In the News: Recent Developments
 

Published June 20 2001, 2:00am EDT

Hungry for Power, California Obtains $3.5 Billion Bridge Loan

SAN FRANCISCO -California state Treasurer Philip Angelides announced late yesterday that the state has obtained a $3.5 billion bridge loan arranged by J.P. Morgan Securities, Inc. and Lehman Brothers that will be used to buy more power for the state’s hard-pressed utilities.

Angelides also said the state’s pending sale of up to $13.4 billion in power purchase revenue bonds will now likely take place in early September, not August as earlier hoped.

He said the state hopes to obtain an additional $1 billion for a total of $4.5 billion in funds by the time the bridge loan is scheduled to close July 1.

An earlier plan for the state to obtain a bridge loan collapsed in May after lawmakers failed to pass emergency legislation that would have permitted the debt to be sold before August. That loan was expected to be used to partially reimburse the state’s general fund for power purchases made on behalf of two troubled investor-owned utilities, but the new money will instead be used for power purchases.

As of June 4, the state had allocated $8.2 billion out of the general fund to purchase power, according to the state department of finance.

The loan announcement came one day after Gov. Gray Davis reached a deal with San Diego Gas & Electric for the state to purchase the utility’s transmission assets for about $1 billion. The transaction likely will be financed with taxable bonds.

The deal also includes a long-term contract between the state Department of Water Resources and SDG&E in which the state would use the tax-exempt proceeds of the power revenue bond sale to buy power from the investor-owned utility.

The state in April reached a similar agreement to buy the transmission lines of Southern California Edison, but legislative approval for that deal has stalled with few lawmakers supporting the purchase, which has been criticized because of the high price the state agreed to pay for the assets. State plans to purchase the transmission lines owned by Pacific Gas & Electric Co. were thwarted, at least for the time being, when PG&E in early April filed for bankruptcy protection.

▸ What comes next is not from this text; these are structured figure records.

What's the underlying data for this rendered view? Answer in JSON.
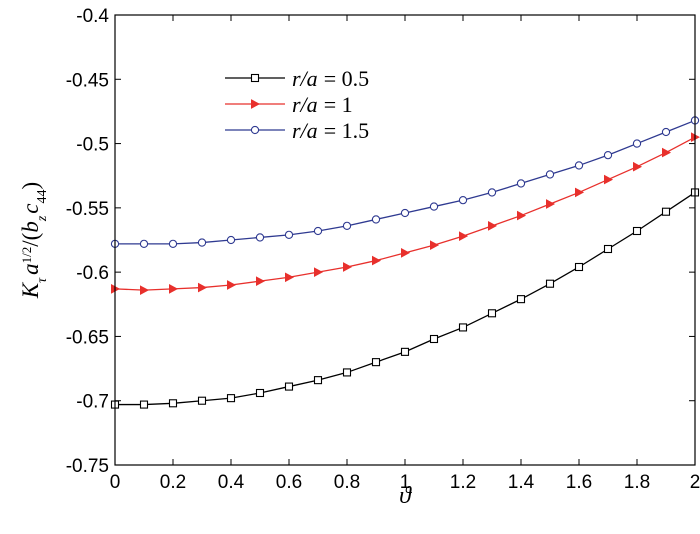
{
  "chart_data": {
    "type": "line",
    "xlabel": "ϑ",
    "ylabel": {
      "main": "K",
      "sub_main": "τ",
      "a": "a",
      "exponent": "1/2",
      "open": "/(",
      "b": "b",
      "sub_b": "z",
      "c": "c",
      "sub_c": "44",
      "close": ")"
    },
    "xlim": [
      0,
      2
    ],
    "ylim": [
      -0.75,
      -0.4
    ],
    "xticks": [
      "0",
      "0.2",
      "0.4",
      "0.6",
      "0.8",
      "1",
      "1.2",
      "1.4",
      "1.6",
      "1.8",
      "2"
    ],
    "yticks": [
      "-0.4",
      "-0.45",
      "-0.5",
      "-0.55",
      "-0.6",
      "-0.65",
      "-0.7",
      "-0.75"
    ],
    "grid": false,
    "legend_position": "top-left",
    "x": [
      0,
      0.1,
      0.2,
      0.3,
      0.4,
      0.5,
      0.6,
      0.7,
      0.8,
      0.9,
      1.0,
      1.1,
      1.2,
      1.3,
      1.4,
      1.5,
      1.6,
      1.7,
      1.8,
      1.9,
      2.0
    ],
    "series": [
      {
        "name": "r/a = 0.5",
        "label_var": "r/a",
        "label_value": "= 0.5",
        "color": "#000000",
        "marker": "square",
        "values": [
          -0.703,
          -0.703,
          -0.702,
          -0.7,
          -0.698,
          -0.694,
          -0.689,
          -0.684,
          -0.678,
          -0.67,
          -0.662,
          -0.652,
          -0.643,
          -0.632,
          -0.621,
          -0.609,
          -0.596,
          -0.582,
          -0.568,
          -0.553,
          -0.538
        ]
      },
      {
        "name": "r/a = 1",
        "label_var": "r/a",
        "label_value": "= 1",
        "color": "#e8302c",
        "marker": "triangle-right",
        "values": [
          -0.613,
          -0.614,
          -0.613,
          -0.612,
          -0.61,
          -0.607,
          -0.604,
          -0.6,
          -0.596,
          -0.591,
          -0.585,
          -0.579,
          -0.572,
          -0.564,
          -0.556,
          -0.547,
          -0.538,
          -0.528,
          -0.518,
          -0.507,
          -0.495
        ]
      },
      {
        "name": "r/a = 1.5",
        "label_var": "r/a",
        "label_value": "= 1.5",
        "color": "#2f3a91",
        "marker": "circle",
        "values": [
          -0.578,
          -0.578,
          -0.578,
          -0.577,
          -0.575,
          -0.573,
          -0.571,
          -0.568,
          -0.564,
          -0.559,
          -0.554,
          -0.549,
          -0.544,
          -0.538,
          -0.531,
          -0.524,
          -0.517,
          -0.509,
          -0.5,
          -0.491,
          -0.482
        ]
      }
    ]
  }
}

Under the deal agreed to with Davis on Monday, SDG&E also would be allowed to erase $747 million in uncollected costs resulting from the difference between the recent high cost of wholesale electricity and capped rates for retail customers. The deal would mean the utility’s three million customers would not have to absorb rate increases to pay for past debts, as well as increases to pay for power bought by the state since January and in the future. In exchange, SDG&E would sell the state power from the San Onofre nuclear plant at below market rates.

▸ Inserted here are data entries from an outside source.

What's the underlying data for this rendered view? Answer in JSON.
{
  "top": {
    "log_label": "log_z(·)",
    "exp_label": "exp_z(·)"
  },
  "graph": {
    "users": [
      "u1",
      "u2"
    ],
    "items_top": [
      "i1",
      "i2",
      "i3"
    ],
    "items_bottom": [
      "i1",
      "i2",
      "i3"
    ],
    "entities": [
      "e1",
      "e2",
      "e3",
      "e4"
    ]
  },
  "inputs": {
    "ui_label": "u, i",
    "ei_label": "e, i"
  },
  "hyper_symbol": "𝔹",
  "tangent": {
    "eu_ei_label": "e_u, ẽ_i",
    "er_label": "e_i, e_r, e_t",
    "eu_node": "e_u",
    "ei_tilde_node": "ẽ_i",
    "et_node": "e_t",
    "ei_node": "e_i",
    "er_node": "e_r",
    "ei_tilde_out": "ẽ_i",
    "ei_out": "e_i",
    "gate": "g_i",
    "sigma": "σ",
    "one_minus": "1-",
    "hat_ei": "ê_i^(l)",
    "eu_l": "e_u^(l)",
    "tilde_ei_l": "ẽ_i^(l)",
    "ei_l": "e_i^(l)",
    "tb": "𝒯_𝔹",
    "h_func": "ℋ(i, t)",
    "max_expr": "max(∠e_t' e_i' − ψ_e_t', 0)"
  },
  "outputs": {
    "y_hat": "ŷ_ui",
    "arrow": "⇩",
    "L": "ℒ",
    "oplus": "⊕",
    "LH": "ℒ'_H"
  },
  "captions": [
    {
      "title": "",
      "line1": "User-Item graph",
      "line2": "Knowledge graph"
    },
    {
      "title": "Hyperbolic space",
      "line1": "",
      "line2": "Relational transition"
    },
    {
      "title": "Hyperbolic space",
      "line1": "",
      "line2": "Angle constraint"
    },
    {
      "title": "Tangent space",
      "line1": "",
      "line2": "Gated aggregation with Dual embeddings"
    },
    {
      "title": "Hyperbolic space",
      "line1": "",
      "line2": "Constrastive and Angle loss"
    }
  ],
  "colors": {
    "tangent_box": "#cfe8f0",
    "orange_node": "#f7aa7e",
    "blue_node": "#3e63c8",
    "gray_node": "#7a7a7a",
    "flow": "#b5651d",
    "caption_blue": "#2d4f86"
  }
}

The utility must provide power to the state through December 2010 and also drop all legal claims against the state.

The state agreed to buy power for SDG&E as long as it continues to buy power for either PG&E or SCE, according to Joseph Fichera, an adviser to Davis and chief executive officer of Saber Partners.

The bonds used to purchase the transmission lines are expected to be taxable debt because of a section of the Internal Revenue Service code that states a governmental entity cannot use tax-exempt debt to finance the acquisition of existing property from a privately owned utility, according to municipal tax attorneys.

The rule has some exceptions. Bonds may be issued under the privately activity volume cap or if the public entity is acquiring the assets to supply its own historic customers. In the case of California, the state has no historic utility customers.